前头有妖,后头还有喻为辙,当真是进退两难。
但她很快神色如常,坚定道:“不行。”
喻为央本念及自己满手妖血,小环普通少女,妖的注意力会在自己身上,想叫她趁机回去。
不想她又利落拒绝。
喻为央蹙眉,“回去。”
小环杏眼瞪大,眉头也蹙成一个八字,“不行,我也只有你了。
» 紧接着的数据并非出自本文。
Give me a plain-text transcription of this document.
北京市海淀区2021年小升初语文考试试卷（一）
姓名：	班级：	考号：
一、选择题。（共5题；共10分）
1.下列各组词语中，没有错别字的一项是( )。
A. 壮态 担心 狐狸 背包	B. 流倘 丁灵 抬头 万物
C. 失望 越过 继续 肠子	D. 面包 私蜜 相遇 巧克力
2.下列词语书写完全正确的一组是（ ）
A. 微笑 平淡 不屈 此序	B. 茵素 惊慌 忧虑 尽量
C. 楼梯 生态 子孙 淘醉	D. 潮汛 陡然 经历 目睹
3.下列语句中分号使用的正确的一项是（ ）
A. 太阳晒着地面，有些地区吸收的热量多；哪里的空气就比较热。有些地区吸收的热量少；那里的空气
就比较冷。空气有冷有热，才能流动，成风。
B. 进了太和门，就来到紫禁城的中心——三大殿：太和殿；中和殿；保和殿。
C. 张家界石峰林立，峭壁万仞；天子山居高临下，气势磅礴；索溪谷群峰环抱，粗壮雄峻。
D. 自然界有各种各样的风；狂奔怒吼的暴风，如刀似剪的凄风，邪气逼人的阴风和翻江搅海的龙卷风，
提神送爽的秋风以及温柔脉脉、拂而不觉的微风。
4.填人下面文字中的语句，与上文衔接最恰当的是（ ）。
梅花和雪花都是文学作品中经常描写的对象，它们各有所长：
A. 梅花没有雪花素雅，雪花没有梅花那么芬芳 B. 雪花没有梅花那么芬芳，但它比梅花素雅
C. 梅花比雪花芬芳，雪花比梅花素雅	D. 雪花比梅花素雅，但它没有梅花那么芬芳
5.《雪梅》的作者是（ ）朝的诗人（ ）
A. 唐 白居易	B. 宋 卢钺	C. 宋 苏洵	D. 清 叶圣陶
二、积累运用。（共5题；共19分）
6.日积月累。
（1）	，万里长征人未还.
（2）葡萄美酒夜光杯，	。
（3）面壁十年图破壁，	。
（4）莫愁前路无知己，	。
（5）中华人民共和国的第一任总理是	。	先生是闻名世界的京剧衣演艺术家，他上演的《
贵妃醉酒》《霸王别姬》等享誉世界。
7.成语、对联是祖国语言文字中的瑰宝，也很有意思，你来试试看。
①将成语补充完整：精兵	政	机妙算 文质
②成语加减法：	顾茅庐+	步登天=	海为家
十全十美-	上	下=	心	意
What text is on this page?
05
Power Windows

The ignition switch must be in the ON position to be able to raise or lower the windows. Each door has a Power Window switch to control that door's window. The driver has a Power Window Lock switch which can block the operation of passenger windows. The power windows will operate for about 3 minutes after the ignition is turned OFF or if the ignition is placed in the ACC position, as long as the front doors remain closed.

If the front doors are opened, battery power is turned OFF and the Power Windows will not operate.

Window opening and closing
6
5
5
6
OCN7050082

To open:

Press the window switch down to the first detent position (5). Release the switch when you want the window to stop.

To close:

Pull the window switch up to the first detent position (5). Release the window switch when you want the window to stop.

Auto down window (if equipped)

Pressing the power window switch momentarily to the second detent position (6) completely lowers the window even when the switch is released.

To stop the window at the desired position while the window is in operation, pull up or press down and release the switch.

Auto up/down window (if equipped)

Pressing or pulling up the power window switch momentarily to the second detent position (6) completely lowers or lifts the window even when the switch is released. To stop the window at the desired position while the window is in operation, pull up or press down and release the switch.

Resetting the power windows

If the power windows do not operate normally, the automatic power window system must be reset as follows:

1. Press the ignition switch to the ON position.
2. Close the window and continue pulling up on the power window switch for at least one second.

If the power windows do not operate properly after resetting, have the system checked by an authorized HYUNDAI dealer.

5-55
”
声音低的像一声叹息,随着风飘进喻为央耳中。
喻为央凝望小环,失了些血色的唇抿成一条线。
她唇本就不丰腴,这样尽显凉薄。
“小小侍女,谁稀罕你,快滚。”她眼神一并锐利起来,想推开小环。
这话耳朵要听起茧子,小环心头暗道“又是这句”,委屈得鼻子也皱起来,但就是抓着喻为央。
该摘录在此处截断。